Em De Nápoles a Nova York, estamos no imediato pós-guerra. Entre as ruínas de uma cidade devastada pela miséria, os pequenos Carmine e Celestina tentam sobreviver como podem. Numa noite, embarcam como clandestinos em um navio rumo aos Estados Unidos com o sonho de viver com a irmã da menina, que emigrara anos antes. Ao lado de tantos outros italianos em busca de uma vida melhor, os dois chegam a uma metrópole estranha. Drama.

Crítica

Se há algo que o cinema italiano sempre soube fazer com propriedade, é conferir respeito a seus personagens infantis.

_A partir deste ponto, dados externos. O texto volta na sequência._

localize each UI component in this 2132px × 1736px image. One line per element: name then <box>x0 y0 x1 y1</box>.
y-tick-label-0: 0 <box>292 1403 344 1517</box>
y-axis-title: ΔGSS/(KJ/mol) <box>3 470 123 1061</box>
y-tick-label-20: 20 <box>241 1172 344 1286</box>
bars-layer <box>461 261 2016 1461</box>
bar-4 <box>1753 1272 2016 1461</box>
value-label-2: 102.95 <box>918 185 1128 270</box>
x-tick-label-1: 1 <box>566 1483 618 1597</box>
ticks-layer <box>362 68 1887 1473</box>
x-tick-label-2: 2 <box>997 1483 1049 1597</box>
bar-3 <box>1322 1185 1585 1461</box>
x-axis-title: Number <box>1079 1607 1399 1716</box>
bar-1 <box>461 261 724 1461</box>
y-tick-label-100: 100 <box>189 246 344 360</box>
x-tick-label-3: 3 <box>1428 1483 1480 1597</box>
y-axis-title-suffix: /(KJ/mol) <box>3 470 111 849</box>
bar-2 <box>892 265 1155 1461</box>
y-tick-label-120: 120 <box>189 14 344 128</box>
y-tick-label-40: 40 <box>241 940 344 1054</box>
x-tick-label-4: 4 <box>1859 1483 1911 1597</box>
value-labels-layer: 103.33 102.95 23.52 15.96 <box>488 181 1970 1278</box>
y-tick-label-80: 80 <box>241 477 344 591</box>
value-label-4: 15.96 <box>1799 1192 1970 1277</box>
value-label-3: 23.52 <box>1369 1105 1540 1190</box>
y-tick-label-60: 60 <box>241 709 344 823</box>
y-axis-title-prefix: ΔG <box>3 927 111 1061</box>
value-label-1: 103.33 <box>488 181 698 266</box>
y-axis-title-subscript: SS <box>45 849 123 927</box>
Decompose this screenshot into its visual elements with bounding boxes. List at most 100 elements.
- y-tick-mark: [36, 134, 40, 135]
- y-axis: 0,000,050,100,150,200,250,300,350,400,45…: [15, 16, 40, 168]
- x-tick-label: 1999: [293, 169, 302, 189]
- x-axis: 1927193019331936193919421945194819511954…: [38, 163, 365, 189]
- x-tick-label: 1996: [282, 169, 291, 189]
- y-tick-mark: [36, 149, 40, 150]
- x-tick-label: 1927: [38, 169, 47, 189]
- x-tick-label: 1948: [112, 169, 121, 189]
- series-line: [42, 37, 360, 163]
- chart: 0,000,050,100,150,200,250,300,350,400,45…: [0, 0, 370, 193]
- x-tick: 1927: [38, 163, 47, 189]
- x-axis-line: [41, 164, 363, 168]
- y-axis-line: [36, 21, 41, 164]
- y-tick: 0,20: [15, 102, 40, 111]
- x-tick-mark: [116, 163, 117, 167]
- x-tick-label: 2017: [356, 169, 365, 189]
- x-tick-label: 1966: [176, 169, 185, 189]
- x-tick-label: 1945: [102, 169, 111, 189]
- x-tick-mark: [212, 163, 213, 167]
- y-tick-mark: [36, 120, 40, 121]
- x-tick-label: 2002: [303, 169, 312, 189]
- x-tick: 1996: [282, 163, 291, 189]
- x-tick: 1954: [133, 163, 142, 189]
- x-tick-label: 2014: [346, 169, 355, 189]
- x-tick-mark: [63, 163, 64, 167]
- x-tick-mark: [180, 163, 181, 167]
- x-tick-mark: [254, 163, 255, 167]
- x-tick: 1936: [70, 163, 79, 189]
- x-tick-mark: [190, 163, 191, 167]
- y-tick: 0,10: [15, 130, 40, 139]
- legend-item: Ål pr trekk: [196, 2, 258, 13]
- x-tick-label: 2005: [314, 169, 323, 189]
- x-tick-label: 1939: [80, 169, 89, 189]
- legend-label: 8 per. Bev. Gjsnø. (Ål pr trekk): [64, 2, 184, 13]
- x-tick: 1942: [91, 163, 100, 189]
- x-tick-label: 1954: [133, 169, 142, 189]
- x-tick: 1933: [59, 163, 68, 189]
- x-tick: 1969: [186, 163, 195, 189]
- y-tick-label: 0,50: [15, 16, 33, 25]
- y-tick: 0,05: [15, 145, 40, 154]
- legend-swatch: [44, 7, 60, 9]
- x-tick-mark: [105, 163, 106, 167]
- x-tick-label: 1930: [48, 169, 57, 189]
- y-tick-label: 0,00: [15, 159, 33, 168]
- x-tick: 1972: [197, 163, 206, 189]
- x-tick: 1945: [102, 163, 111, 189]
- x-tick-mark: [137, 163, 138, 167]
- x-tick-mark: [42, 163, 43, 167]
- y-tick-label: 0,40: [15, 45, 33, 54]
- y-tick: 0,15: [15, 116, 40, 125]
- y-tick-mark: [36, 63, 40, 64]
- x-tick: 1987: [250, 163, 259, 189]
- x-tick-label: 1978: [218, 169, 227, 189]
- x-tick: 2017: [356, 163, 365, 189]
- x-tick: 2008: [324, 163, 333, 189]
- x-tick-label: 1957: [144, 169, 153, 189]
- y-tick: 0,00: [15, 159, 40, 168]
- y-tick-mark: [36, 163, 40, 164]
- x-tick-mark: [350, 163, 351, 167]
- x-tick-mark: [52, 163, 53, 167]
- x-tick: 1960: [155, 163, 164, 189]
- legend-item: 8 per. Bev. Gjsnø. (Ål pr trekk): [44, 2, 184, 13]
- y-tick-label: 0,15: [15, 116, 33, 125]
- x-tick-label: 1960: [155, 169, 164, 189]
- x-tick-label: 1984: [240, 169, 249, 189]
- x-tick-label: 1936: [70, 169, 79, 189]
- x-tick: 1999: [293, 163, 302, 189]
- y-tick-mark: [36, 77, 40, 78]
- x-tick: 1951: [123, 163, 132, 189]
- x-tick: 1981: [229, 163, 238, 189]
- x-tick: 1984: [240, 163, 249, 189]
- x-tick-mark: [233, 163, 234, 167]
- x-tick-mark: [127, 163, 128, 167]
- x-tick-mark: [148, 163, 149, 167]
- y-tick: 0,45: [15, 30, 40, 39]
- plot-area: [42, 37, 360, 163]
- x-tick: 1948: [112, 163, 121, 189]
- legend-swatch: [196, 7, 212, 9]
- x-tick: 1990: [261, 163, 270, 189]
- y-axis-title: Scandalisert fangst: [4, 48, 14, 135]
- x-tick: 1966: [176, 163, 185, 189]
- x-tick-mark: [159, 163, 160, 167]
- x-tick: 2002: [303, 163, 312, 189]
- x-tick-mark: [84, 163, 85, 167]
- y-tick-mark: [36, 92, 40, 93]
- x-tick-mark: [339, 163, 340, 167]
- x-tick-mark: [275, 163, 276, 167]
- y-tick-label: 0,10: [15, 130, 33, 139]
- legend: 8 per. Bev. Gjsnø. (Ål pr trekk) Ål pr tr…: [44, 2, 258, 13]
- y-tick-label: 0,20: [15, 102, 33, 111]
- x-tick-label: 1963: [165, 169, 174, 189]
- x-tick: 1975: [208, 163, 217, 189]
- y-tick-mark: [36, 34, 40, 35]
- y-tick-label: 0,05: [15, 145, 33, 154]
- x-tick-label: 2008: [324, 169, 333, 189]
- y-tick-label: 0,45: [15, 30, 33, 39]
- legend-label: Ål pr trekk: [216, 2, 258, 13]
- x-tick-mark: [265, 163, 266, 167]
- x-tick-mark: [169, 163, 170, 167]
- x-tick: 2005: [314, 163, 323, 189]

Isso acontece desde o atento e cauteloso Bruno de Ladrões de Bicicleta (1948) até obras que homenageiam esse modo de fazer cinema, como Luca, animação da Pixar lançada em 2021. Esse olhar que vê o mundo sob a perspectiva de quem ainda não o compreende completamente encontrou ecos em diretores da geração pós-guerra, como Steven Spielberg, para apontar para um realizador de renome mundial, e Gabriele Salvatores, diretor de De Nápoles a Nova York. Aqui, ele se aproxima dessa mesma sensibilidade, buscando transformar histórias de desamparo em trajetórias de esperança sem abrir mão da observação crítica do mundo.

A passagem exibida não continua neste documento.